I was drawn to the Holocaust.
I was consumed by it, in some ways; I read every book my library had on it, including the Really Big Books from the Adult Section where the librarians would watch me suspiciously. My mother despaired of the stack beside my bed of history books filled with pages and pages of black-and-white skeletons refusing to grin for the Nazi cameras. The interest was a phase not because I stopped being interested in the Holocaust but because I began to realize how very concerned adults were becoming that this was what I chose to read in my off time.
There were two main parts, I think, to why I glutted myself on information of one of the most horrific genocides in world history. One was that I was old enough to understand that pure evil is never pure in humans, which blew my mind. Adolf Hitler was a twisted and broken demon of a man—but he was a man who, in his own way, loved, laughed, believed. The seemingly bottomless well of hate he contained was not from his being an otherwordly spirit of destruction, although it seems that way sometimes. He lived and died as human as I am—and that baffled me. The other was that people survived this. The Holocaust victims who lived—who live still, though in fewer numbers as age catches them—were an incredible source of hope to 10-year-old me, proof that you could go through Hell and come out the other side. I was just beginning to appreciate what dying actually meant, and to see the people who had looked Death in the face and come back was terribly powerful.
I am still drawn to this, now that I am old enough to know to hide that behind academic fascination and righteous outrage, perhaps for the same reasons. So it was doubly intense that Interpreter should loan me this Wolloch Haggadah, a Pessach (Passover) haggadah (script) specifically wrapped around the memory of the Holocaust.

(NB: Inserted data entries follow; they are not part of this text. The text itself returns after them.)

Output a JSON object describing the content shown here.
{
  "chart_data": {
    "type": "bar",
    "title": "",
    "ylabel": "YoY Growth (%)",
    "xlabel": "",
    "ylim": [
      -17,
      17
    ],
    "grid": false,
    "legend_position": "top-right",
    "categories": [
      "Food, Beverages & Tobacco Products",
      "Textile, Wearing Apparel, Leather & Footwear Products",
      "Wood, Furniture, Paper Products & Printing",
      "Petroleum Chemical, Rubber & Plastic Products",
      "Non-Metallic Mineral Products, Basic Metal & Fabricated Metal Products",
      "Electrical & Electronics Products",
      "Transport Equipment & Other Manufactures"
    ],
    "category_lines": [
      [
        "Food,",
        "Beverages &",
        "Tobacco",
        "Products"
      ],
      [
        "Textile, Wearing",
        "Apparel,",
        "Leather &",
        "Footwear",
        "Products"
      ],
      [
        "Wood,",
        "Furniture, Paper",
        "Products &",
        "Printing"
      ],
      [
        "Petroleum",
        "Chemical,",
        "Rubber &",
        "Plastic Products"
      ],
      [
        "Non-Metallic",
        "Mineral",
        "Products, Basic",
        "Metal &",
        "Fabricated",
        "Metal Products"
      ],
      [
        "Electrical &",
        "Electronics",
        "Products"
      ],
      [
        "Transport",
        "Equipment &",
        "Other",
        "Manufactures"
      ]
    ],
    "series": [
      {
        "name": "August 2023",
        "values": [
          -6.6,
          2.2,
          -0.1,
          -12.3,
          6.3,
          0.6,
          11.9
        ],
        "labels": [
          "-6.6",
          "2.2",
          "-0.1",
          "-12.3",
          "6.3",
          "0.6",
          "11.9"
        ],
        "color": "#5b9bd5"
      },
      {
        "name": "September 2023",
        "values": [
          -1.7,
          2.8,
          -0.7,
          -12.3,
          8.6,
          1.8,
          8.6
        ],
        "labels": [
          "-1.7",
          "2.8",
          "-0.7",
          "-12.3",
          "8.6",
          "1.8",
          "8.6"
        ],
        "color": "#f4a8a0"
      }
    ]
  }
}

He’d loaned me another haggadah, if you remember, geared more towards kids. This one is, in many ways, much plainer. Each page is English facing Hebrew; since I don’t understand Hebrew, I don’t know if it’s a direct translation or more of a general idea. I think it’s pretty close, though, because there’s a lot of repetition in the rite and even I can see that in both alphabets. The Hebrew is all in calligraphic script done beautifully by Yonah Weinrib. Even on the pages where there are no illustrations (which get more numerous as the book go on) the script itself is the art calligraphy is meant to be.

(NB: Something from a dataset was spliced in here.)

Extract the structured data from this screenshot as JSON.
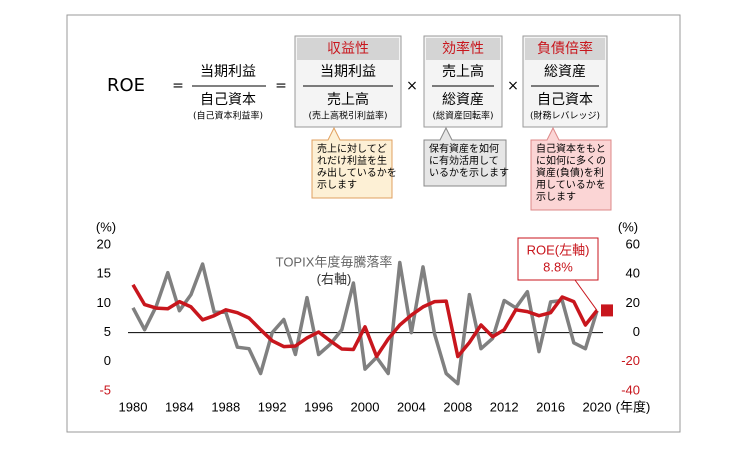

The thing about the haggadah as a rite is that it is meant to remind the Jewish people of God’s mercy toward them. God’s Spirit passed over their houses in the last of the plagues against Egypt, severing their bonds of slavery by utterly pinning Pharaoh to the floor, killing every firstborn of the Egyptians. I’ve always had a bit of trouble with that, for the obvious reason of whoa-God-killing-children but also for the Egyptians who were not part of this and their grief seemingly unearned.
Yet they were part of this. They were every person who did not say, “the Jews are not ours to own.” They were the people who admired the wonders of Pharaoh and did nothing about the blood on which they were built. It is not surprising, then, that David Wander had so much to work with in his illustrations for this book and the stark parallels between the Jewish exodus from Egypt and the attempted destruction of the Jews in the Holocaust. (There’s a really great explanatory article here, if you have the time.) The world was the Egyptians; the world watched Hitler ascend and did nothing, did not believe—still does not believe, to some extent. There was a professor at my undergrad who flatly denied that the Holocaust happened; she felt that there had been some small scale violence against Jews that they had then exaggerated.
Six million Jews were killed in the concentration camps of the Holocaust. Another five million people were killed for various other reasons—political dissent, sexual orientation, “incorrect” ancestry, or any number of other things. That’s eleven million people, which is 11 and 6 zeros. In perspective, 11,000,000 is 100 times the amount killed by the nuclear bombs at Nagasaki and Hiroshima combined. There’s a really powerful film about what that number is, because we truly can’t wrap our heads around that much deliberate death.
This ritual of Passover is hard for me as a Gentile (non-Jew) to understand sometimes, and yet it is easy to see the need of remembrance. We must remember, we must teach our children, we must look back just as we look forward. The hope that is built into the script of there being a rebuilt Jerusalem, of the promised messiah coming to save the nation, is all the more poignant opposite paintings of chimneys smoking toward half-obscured Stars of David, ragged around the edges as though just torn off of a shirt.
I was a bit disappointed that there weren’t more paintings in this. About halfway through the book it feels like Wander just stopped; there are a few more paintings at the end, but most of it is calligraphy. Also, while I appreciate the inclusion of several songs at the end, I was sad that there wasn’t any music notation for most of it, especially in the English translations. But Wander pulls no punches in his comparison, and the ritual gains new strength.